We live in interesting times. For the third month running, Google has confirmed the bad news that Android phones are under attack, as another routine monthly security release turns into an emergency update now warning. There is one critical difference this time though, with major implications for both Pixel and Samsung.
“There are indications,” Google warns, that CVE-2024-53150 and CVE-2024-53197 “may be under limited, targeted exploitation.” The first is a memory vulnerability within Android’s kernel, leaving a device exposed to local data exfiltration. If that brings forensic exploits to mind, then the second vulnerability hammers it home. This is another of the flaws known to have been exploited by Cellebrite in Europe.
While Android zero-days may now be the norm, what isn’t the norm is Samsung matching Pixel’s pace in rushing out these updates. Last month, the Galaxy-maker missed one of Android’s exploited fixes yet again. But CVE-2024-50302 from March is included in Samsung’s April update, a month behind Pixel. Much more notably, both of Android’s April fixes are also included in Samsung’s April release. That’s a big deal.

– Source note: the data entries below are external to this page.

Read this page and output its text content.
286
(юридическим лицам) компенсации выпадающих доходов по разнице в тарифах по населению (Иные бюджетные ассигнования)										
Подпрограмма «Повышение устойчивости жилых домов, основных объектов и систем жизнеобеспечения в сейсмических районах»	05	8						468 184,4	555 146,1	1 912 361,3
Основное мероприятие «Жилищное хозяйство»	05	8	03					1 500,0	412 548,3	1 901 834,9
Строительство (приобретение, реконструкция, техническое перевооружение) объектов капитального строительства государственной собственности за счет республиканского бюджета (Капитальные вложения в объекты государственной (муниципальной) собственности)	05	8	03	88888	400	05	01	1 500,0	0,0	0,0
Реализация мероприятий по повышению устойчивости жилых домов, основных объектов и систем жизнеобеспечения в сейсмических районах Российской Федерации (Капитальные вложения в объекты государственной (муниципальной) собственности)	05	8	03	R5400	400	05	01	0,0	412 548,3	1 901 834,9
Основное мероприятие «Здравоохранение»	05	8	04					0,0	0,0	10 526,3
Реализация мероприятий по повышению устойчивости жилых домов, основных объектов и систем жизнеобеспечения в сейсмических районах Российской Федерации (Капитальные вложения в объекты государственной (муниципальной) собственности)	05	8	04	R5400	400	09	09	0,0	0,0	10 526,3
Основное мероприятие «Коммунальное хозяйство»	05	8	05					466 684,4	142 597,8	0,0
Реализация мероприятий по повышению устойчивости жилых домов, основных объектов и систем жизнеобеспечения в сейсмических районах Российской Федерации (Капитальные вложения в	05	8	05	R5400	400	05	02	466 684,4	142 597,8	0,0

According to Android hardener GrapheneOS, these “2 more vulnerabilities marked as being exploited in the wild [are]
both vulnerabilities for locked devices,” which its software “made both far harder to exploit while unlocked.” It says both vulnerabilities “were being exploited by Cellebrite for data extraction from locked Android devices.”
This is critical because Samsung was falling behind in security updates just as the Android world obsesses about its delays on Android OS upgrades as well. With notable timing, these security updates turned up the same day Samsung finally started to roll out its stable One UI 7 / Android 15 upgrade to its 2024 and 2023 flagships.
Yet again this month we have seen forensic exploits patched by one of Android or iPhone, with both global operating systems clearly vulnerable to the deep pockets of an industry primed to break device security. Samsung’s One UI 7 incudes new protections against these forensic exploits and Android 16 looks like it will match iPhone’s non-activity reboot, making such exploits harder. Interesting times indeed.